Tuesday, November 2, 2010

The apparition of these faces in the spoon.

According to this particular passage on page 441, Saladin Chamcha is “a creature of selected discontinuities, a willing re-invention,” whose “preferred revolt against history being what makes him, in our chosen idiom, ‘false’,” and by extraction, “evil.” I want to delve into this extraction bit, exploring Chamcha’s transition from “willing re-invention” to profoundly “evil.”
A possible explanation of this can be seen packed in the warning Chamcha’s father gives him years before: “A man untrue to himself becomes a two-legged lie, and such beasts are Shaitan’s best work” (48). This stern warning comes after Saladin tweaks his name from Chamchawala to simply Chamcha, which Pops isn't too fond of. In his view, as mine, when Saladin Englifies his name it signifies a voluntary exchange of home-made perceptions of self (for names have always been the functional grounding of our self-concept) for those provided by a dominant Someone Else. From this point on Saladin can no longer see himself but from the eyes of greater England, or at least what he perceives greater England to be.
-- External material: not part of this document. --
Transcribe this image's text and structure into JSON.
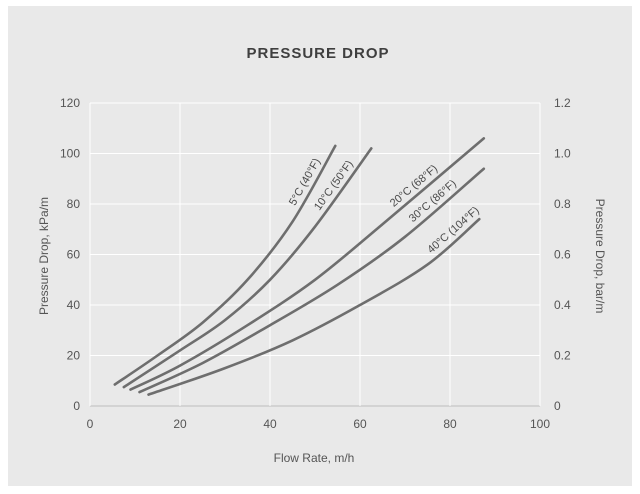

He will alter his appearance according to the proper British mirror, that is, the "British" concept of himself.
Unfortunately for Chamcha, however, he was never given a proper British mirror. On one hand, his voluntarily colonized eyes allow his adopted British mates to have full control over his appearance. When a few men see him as a goatish demon (the savage nature of immigrants, in their eyes), he literally takes on this very form. Thus by extraction, what he views as his self-made re-invention is actually the work of a powerful downward--and inward--racist curve that directs his eyes as it sees fit. On the other hand, he has no British mirror because he simply isn’t British. His Indian culture, background, language, way of thinking, etc, is distinctly different from the historical Anglo-Saxon culture of Great Britain. So instead of looking at himself with British eyes, Chamcha looks at himself by nature through an Indian lens. But here’s the trick: in the language of his birth, a language from which he will never be able to separate himself (again, natural lens), he has altered his name to mean, literally, “spoon”. As any curious kid could tell you, spoons turn reflections upside-down. No matter what appearance he tries to create for himself, then, Saladin Chamcha views himself and the world with skewed eyes: he is an upside-down man in an upside-down world.
A man with a skewed mirror coupled with skewed eyes is easy prey for “Shaitan’s best work.” It is impossible for Chamcha to escape internalizing the body of a hairy, smoking demon. As he says in his own words: “I have become embroiled…the grotesque has me” (269). Thus, by an initial falsity of self he takes on the form of a colonizer’s brutish apparition both in outward and inward form. The skewed internalization of his demonization as seen from the adopted, though distinctly external, eyes of the British, Chamcha has self-made, selected, even willed.
This is precisely as Ashcroft might predict. He states in his passage on mimicry, "He [the alien] copies the habits of the landlord...[and] is encouraged to mimic a compassion for the one exploiting him." It is the nature of skewed identity politics for the alien to base his/her self-concept and ways of walking around in the world off those thoughts and habits of the occupying force. Saladin falls for this heart, body, and soul. Rushdie seems to hint in this (in my view) that the work of racist domination always curves the mirror of the self irreversibly, oppressively inward, thus corrupting the self-concept of any victim of racist domination.